依舊是這熟悉的畫風,沈安聽笑了,“對啊,專門跑過來幸災樂禍的。”
“那你可真閑,”江寒輕哼一聲,說道:“不抓緊機會,小心你哪天就糊了。”
沈安故意逗他:“糊了就去給你當老板。”
江寒白了他一眼,“你還挺驕傲!”
“對啊。”
過了一會兒,沈安手機響了起來,然後進來了數十個外賣小哥。江寒這才知道,沈安剛剛給整個劇組的人都訂了奶茶和甜點,送進來的那瞬間整個劇組的人都驚了——這個牌子的奶茶和甜點,一次買這麽多,沒有四位數拿不下來,可見沈安對江寒這個朋友有多重視。
江寒用筷子戳了戳自己的那份小蛋糕,許久才說:“你虧大了,以後我可還不起。”
“啊!沒事,”沈安故意笑着說:“反正你賺的錢也要落到我家。”
午飯過後,劇組又開始了新鏡頭的拍攝,沈安一點兒也不端架子,戴着帽子在一邊看着。不知道是不是因為他和沈袁的關系,男一號在下午的時候收斂了幾分,他的經紀人還專門過來和沈安打了個招呼,沈安也是這時候才知道,這又是哪家的公子。

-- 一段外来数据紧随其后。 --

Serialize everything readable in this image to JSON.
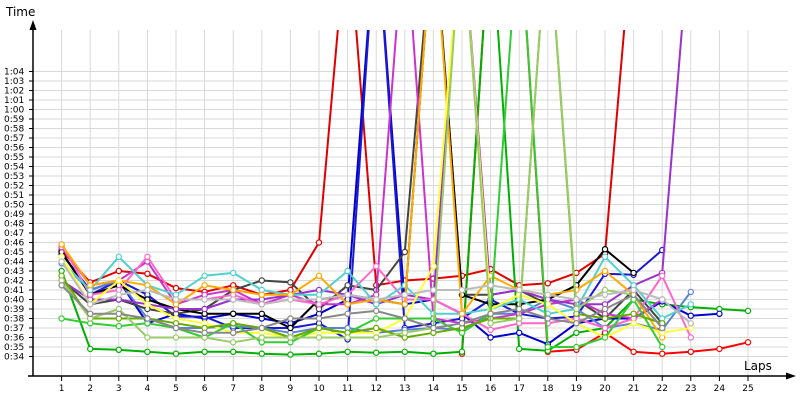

沈安表面上笑得和氣,話裏話外卻都離不開江寒,對方也都笑着應下來,表示大家都是自家人。
導演在一邊看着,突然心思一轉,提出希望沈安能客串一下,沈安毫不猶疑就答應下來,所有人都知道他是看在江寒的面子上。
江寒出道前兩年并不算順利,所以經歷不少,很多事情心裏看得真切。但此時卻是站在一邊沒說話,看起來真的像個小朋友。
沈安本來下午就要走的,因為答應了客串,于是改簽了機票,在這裏一直待到了晚上,不管有沒有他的戲份,都一路跟着江寒拍了下來。
娛樂圈裏友誼難得,這一天下來,江寒不得不承認自己足夠幸運。
沈安也十分滿意,江寒從頭至尾雖然沒幹涉他的決定,但對他的态度還是像之前一樣,并沒有因為這些而變得疏離恭敬。
走的時候江寒把沈安送到機場,看着沈安離開的背影,江寒還是翻了個小小的白眼,嘴角卻是帶着笑,“多管閑事。”